Status: IMPLEMENTED — The cost_cur collector parses CUR v2 Parquet files from S3 and emits hourly per-resource cost events. CUR v2 must still be enabled manually in the AWS Billing console (see below). Until CUR data accumulates, the cost_explorer collector continues to provide daily cost data as a backup.

CUR (Cost and Usage Report) v2 is Polo's planned primary cost data source, providing hourly per-resource cost data. It must be enabled manually in the AWS Billing console — there is no API to create it. It only generates data from the day it's enabled; there is no backfill of historical data.

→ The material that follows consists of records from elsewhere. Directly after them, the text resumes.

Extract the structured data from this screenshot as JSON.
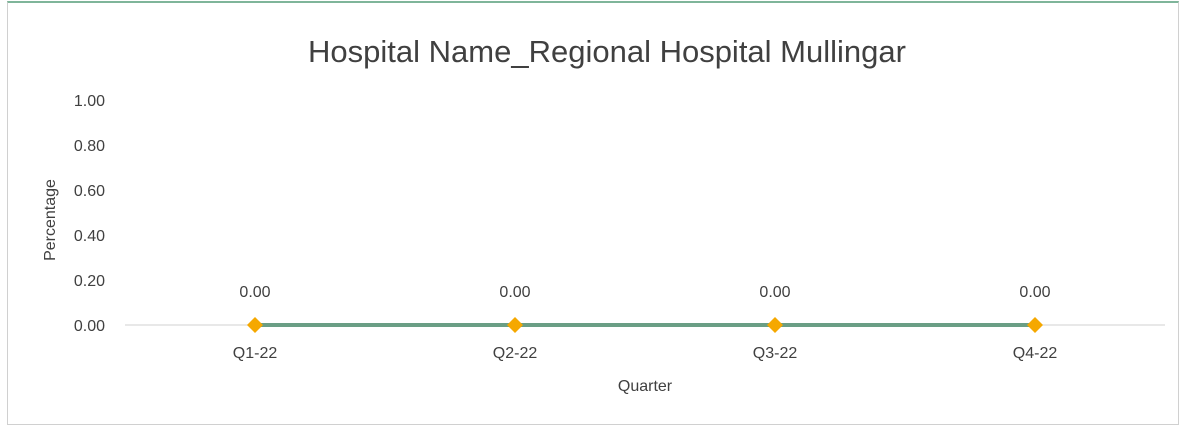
{
  "chart_data": {
    "type": "line",
    "title": "Hospital Name_Regional Hospital Mullingar",
    "xlabel": "Quarter",
    "ylabel": "Percentage",
    "categories": [
      "Q1-22",
      "Q2-22",
      "Q3-22",
      "Q4-22"
    ],
    "series": [
      {
        "values": [
          0.0,
          0.0,
          0.0,
          0.0
        ],
        "data_labels": [
          "0.00",
          "0.00",
          "0.00",
          "0.00"
        ],
        "line_color": "#6a9e85",
        "marker": "diamond",
        "marker_color": "#f5a800"
      }
    ],
    "ylim": [
      0,
      1
    ],
    "y_ticks": [
      0.0,
      0.2,
      0.4,
      0.6,
      0.8,
      1.0
    ],
    "y_tick_labels": [
      "0.00",
      "0.20",
      "0.40",
      "0.60",
      "0.80",
      "1.00"
    ],
    "grid": false,
    "legend": "none",
    "axis_color": "#d9d9d9"
  }
}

Until CUR v2 is implemented and accumulates enough history, the cost_explorer collector serves as the primary cost source (daily granularity, $0.01/query).

Setup Steps

  1. Go to AWS Billing Console → Data Exports → Create export
  2. Export type: CUR 2.0
  3. Export name: polo-cur-v2
  4. Time granularity: Hourly
  5. Include resource IDs: Yes
  6. Data format: Parquet
  7. Compression: Parquet native (Snappy)
  8. S3 bucket: create marqo-polo-cur-v2 (or similar) in the management account
  9. S3 prefix: cur/
  10. Enable S3 event notification on the bucket → SQS queue → triggers the cost_cur Lambda

CUR v2 Column Mapping

CUR v2 uses a different naming convention than legacy CUR. Key mappings for the cost_cur collector:

Polo fieldCUR v2 column
resource_arnline_item_resource_id
aws_account_idline_item_usage_account_id
aws_regionproduct_region
value (cost USD)line_item_unblended_cost
resource_typeDerived from line_item_resource_id via ARN parsing
Properties: usage_typeline_item_usage_type
Properties: operationline_item_operation
Properties: pricing_termpricing_term

File Structure

CUR v2 delivers Parquet files to a path like:

s3://marqo-polo-cur-v2/cur/polo-cur-v2/data/BILLING_PERIOD=2025-03/polo-cur-v2-00001.snappy.parquet

The cost_cur collector reads these files using pyarrow, maps to ResourceEvent, and inserts into ClickHouse.

Verification

@pytest.mark.aws
def test_cur_v2_bucket_has_recent_data():
s3 = boto3.client('s3')
response = s3.list_objects_v2(Bucket='marqo-polo-cur-v2', Prefix='cur/')
assert response.get('KeyCount', 0) > 0, (
"No CUR files found. Ensure CUR v2 export 'polo-cur-v2' is enabled."
)

Cost

CUR itself is free. S3 storage for the Parquet files is minimal (a few GB/month). The Cost Explorer API fallback costs $0.01 per query.